Well, you should school those fools at Google, Facebook, Twitter, Pinterest, Amazon... and tell them how they are wasting time with their toy MySQL databases.
> those fools at Google, Facebook, Twitter, Pinterest, Amazon
... have dedicated hundreds of engineers and millions of dollars to nothing more than keeping MySQL up, running, and not crapping the bed every time someone looks at it funny. If you can afford that resource expenditure, by all means go nuts with MySQL. Most companies can't and would be far better served by something which doesn't need that amount of handholding to serve its basic purpose.
There is one thing that bugs me about all the talk of postgres' superiority: why haven't these companies switched to postgresql? Surely they weren't all too far invested in mysql before a "more knowledgeable" DBA came along saying postgresql is better.
Following on from that, I suspect a lot of large companies use MySQL because they always have, not because it's actually any good. For example, Basecamp used MySQL while I was there, but I never met a single Sysadmin there who would use it over Postgres if they were to start a new project.
PHP was built for the web and has been successful at that job. It is easy to use because the core developers have made some good design choices for the task at hand. For example no threads, stateless requests, core functionality focused on outputting HTML, etc.
MySql and PHP are good. They do the job they were designed for in a cost effective way and of course that means there will be trade offs.
PHP is crap. It's actively hard to write good code in it. Not good code like SOLID or pretty code that's self documenting, it's hard to write code that's not going to break in unique and interesting ways.
Sure, you can knock up a contact form in it really quickly, but that ease of use hides significant dangers.
This might have been true 10 years ago with versions like PHP 4. But remember many companies have invested a lot into PHP including Facebook. In the newest version of PHP what you said cannot apply with a type system, OOP features like traits, class inheritance etc.
> Surely they weren't all too far invested in mysql
I think by the time Postgres sorted itself out into a more user/admin-friendly system (which is still fairly recently, really), MySQL had pretty much conquered the "quick and easy" mindshare and was deeply embedded almost everywhere.

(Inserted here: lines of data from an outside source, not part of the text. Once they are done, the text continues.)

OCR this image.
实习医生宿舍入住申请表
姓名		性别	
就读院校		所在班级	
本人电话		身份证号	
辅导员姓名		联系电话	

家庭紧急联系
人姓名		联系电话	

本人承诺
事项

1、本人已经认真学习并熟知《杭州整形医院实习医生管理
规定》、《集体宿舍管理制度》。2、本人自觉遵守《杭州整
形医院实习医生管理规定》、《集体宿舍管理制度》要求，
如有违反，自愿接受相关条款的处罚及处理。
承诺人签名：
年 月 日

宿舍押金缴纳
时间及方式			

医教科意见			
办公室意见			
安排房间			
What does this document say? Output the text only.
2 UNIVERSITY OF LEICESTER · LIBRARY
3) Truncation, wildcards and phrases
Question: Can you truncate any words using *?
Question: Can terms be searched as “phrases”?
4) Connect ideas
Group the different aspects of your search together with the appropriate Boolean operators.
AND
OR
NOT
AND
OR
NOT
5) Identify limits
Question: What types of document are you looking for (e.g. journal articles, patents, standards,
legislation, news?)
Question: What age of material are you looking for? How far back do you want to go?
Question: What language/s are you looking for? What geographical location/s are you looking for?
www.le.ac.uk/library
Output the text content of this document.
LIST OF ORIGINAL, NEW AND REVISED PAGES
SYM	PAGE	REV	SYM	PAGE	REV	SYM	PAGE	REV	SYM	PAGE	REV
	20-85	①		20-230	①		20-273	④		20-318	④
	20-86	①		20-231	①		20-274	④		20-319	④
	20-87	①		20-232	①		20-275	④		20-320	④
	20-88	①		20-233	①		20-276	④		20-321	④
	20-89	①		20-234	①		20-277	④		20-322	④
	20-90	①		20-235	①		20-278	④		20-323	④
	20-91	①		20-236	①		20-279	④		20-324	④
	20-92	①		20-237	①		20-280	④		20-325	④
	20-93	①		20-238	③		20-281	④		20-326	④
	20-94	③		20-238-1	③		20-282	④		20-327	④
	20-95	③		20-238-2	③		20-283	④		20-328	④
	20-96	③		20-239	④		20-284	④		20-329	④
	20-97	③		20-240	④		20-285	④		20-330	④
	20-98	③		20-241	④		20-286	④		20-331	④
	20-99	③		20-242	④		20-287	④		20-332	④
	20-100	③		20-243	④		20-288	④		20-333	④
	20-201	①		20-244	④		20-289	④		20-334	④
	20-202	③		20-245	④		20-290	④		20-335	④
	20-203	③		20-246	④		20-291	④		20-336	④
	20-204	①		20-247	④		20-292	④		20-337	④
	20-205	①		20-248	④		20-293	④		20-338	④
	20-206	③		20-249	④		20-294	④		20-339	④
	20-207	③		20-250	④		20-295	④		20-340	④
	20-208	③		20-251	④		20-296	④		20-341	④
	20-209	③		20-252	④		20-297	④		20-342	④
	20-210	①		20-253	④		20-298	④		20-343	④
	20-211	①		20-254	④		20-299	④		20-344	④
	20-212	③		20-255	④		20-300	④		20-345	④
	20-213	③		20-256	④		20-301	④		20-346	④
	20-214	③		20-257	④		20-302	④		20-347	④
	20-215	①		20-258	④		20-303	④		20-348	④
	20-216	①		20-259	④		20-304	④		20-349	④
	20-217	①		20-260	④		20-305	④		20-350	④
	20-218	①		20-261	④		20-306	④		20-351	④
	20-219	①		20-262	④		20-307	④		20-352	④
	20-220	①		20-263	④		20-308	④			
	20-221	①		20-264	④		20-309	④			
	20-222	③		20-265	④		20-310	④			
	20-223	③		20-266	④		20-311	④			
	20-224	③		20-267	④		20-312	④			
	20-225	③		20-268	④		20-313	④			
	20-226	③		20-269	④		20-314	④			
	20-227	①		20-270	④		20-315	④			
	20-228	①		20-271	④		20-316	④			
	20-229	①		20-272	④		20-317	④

And if you've spent millions of dollars architecting your systems such that MySQL's flaws aren't killer issues, there's very little financial benefit to switching, I guess.
MySQL for years was far easier to install, configure and run than PostgreSQL, especially features like replication which was much better than other options. Big companies use these databases as more like simple key/value systems rather than complex relational schemas so strong replication and operational simplicity was favored over the rich featureset of Postgres.
Eventually Postgres caught up in most things, and the delay was in some part because of implementing those features "correctly" and with more thought, but it's still a delay that hurt the uptake in the early days.